Yeni müfredatta yer alan tablet kullanımı ve eleştiriler hakkında konuşan Turgut, şunları ifade etti: "Sadece öğretmenler tarafından tabletleri şu şekilde veya bu şekilde kullanın değil de mutlaka aile, medya ve eğitim camiası el ele vererek ancak bunu aşabiliriz. Çoğu insanımız belki tablete karşı çıkar ama ben diyorum ki zamanın dili budur, her dönem mutlaka zararlı eşya ve aletler vardır, ama bunu iyi yönde kullanan insanlar dünyaya hükmetmiştir. Bizim de dünyaya hükmedebilmemiz için her şeyden önce necip bir millet ve ümmetiz. Arakan’ın, Suriye ve Irak’ın bizden beklentisi vardır. Bu nedenle kendimizi daha iyi donatmamız lazım. Siz çağın iletişim, bilişim gereçlerinden bağımsız kalarak eğitim yapamazsınız. Eşyanın kullanım amacı önemlidir. İyiliğe doğru kullandığınız zaman çok iyi bir sonuç alırsınız."
"Öğretmen olacak insan her şey den önce kendisine yakışanı giymelidir"
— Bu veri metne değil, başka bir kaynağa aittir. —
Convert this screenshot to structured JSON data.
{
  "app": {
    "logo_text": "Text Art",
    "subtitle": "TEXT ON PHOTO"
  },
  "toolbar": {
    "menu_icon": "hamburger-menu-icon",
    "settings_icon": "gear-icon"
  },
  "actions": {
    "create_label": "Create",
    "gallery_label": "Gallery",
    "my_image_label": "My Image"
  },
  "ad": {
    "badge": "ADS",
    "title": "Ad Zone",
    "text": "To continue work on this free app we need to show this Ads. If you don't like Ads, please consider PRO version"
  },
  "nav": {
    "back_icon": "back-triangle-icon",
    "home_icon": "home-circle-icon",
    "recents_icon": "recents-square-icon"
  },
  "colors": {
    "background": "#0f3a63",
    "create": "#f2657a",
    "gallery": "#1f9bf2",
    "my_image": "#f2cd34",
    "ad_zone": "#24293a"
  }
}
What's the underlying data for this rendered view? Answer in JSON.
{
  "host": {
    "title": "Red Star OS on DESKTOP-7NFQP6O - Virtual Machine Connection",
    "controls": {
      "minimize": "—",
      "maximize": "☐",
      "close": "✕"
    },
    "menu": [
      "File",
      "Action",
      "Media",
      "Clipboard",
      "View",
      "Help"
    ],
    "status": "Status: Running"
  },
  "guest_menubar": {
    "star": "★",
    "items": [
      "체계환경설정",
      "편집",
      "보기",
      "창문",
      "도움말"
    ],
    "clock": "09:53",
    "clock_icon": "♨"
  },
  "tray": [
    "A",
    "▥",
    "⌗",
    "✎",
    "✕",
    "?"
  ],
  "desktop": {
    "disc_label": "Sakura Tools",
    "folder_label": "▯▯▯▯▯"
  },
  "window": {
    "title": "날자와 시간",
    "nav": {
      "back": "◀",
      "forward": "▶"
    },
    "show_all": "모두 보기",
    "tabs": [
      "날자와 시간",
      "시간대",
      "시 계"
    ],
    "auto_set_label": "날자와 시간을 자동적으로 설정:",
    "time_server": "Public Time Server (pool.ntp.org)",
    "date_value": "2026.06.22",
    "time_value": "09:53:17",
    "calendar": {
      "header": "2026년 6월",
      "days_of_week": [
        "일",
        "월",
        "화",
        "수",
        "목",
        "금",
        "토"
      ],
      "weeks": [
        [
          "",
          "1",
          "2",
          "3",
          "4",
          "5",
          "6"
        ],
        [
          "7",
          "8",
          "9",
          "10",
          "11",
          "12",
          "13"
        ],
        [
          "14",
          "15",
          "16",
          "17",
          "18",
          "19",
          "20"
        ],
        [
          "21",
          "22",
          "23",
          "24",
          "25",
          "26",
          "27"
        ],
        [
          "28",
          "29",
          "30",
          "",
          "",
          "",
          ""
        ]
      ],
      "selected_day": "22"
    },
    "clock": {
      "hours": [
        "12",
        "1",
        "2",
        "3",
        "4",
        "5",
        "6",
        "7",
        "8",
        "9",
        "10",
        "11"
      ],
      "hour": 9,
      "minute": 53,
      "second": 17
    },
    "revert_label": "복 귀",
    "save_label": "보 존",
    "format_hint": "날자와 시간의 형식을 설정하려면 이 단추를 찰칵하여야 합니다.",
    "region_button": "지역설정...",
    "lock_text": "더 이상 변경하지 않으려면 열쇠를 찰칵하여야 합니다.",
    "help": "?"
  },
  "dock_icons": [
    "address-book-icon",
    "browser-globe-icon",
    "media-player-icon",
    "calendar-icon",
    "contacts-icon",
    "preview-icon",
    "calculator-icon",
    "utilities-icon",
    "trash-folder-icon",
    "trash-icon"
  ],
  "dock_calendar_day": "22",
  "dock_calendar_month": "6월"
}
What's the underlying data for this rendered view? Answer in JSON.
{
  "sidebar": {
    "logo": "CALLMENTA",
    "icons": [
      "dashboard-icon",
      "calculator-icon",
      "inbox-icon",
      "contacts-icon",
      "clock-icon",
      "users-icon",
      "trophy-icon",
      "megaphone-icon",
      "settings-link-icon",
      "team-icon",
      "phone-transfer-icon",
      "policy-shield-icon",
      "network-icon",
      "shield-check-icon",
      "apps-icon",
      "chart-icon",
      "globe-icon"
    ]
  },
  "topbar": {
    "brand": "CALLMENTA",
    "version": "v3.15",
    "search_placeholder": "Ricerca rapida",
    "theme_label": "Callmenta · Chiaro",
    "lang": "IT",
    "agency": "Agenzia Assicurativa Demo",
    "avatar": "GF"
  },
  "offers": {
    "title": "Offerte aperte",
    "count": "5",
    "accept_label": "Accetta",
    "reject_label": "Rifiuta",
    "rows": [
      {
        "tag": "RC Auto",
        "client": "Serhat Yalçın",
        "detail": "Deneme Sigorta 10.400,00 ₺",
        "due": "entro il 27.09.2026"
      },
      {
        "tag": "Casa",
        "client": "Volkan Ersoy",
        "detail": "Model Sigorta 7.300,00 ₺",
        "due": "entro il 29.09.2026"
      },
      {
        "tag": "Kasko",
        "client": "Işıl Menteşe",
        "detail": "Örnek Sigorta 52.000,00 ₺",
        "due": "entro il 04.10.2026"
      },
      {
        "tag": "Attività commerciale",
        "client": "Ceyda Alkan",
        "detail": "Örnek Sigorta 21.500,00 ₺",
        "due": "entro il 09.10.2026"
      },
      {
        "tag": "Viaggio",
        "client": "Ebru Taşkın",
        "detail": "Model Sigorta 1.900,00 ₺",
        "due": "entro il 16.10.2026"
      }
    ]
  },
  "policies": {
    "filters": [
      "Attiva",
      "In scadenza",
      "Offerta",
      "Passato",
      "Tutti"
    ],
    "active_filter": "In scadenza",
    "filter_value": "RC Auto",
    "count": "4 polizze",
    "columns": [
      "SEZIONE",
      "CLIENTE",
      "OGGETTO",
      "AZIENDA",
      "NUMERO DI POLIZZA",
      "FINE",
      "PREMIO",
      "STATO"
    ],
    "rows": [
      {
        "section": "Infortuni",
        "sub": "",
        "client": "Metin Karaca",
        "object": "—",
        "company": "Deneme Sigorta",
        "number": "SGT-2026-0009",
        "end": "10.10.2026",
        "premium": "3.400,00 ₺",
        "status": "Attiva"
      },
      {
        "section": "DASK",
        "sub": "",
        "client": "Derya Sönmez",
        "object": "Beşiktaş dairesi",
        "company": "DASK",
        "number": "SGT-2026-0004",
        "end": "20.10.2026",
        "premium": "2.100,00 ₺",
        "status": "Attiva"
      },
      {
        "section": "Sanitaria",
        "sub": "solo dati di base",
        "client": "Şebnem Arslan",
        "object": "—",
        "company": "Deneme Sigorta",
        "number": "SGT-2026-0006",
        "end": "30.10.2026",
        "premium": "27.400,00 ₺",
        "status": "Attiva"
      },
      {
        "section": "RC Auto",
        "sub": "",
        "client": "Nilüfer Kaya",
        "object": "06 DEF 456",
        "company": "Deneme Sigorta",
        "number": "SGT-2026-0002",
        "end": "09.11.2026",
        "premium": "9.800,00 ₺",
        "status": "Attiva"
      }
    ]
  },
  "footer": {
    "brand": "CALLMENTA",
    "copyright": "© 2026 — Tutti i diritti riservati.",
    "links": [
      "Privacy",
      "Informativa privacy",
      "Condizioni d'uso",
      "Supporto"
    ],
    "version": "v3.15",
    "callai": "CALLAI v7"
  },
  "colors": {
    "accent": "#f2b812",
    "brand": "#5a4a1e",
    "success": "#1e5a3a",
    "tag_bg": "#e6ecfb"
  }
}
Geçmişte kılık kıyafetten dolayı kayıp bir nesil olduğunu ve kaybedenin Türkiye olduğunu vurgulayan Turgut, "Türkiye’de şu anda kılık kıyafet noktasından zorlayıcı bir mevzuatımız yok. OHAL olmasına rağmen son derece özgürlükçü bir ortam var. Hamdolsun öğretmenlerimiz artık inandıkları ve düşündükleri gibi derslerine girebiliyorlar. Nice öğretmenlerimiz kılık kıyafetlerinden dolayı soruşturmalara uğradılar. Farklı farklı olumsuz tavırlarla kar karşıya kaldılar. Biz bunları bir şekilde kayıp nesil olarak değerlendiriyoruz. Sonuçta kaybeden Türkiye oldu ve bir insan kaynağını kaybetti. Hiçbir şey insan kaynağı ile ölçülemez. Şu anda hiç kimse kılık kıyafetinden dolayı bir soruşturmaya tabi tutulamamıştır. Öğretmen olacak insan her şey den önce kendisine yakışanı giymelidir. Lisede şu anda belli bir mevzuat var bir ölçü var." diye konuştu.
Turgut, yeni uygulanacak olan müfredatın neticelerini birkaç yıl sonra göreceklerini, bu yıl bunun ilk uygulaması olacağı için başta öğretmenler ve öğrenciler olarak heyecan içinde bir an önce 18 Eylül’ü beklediklerini söyledi.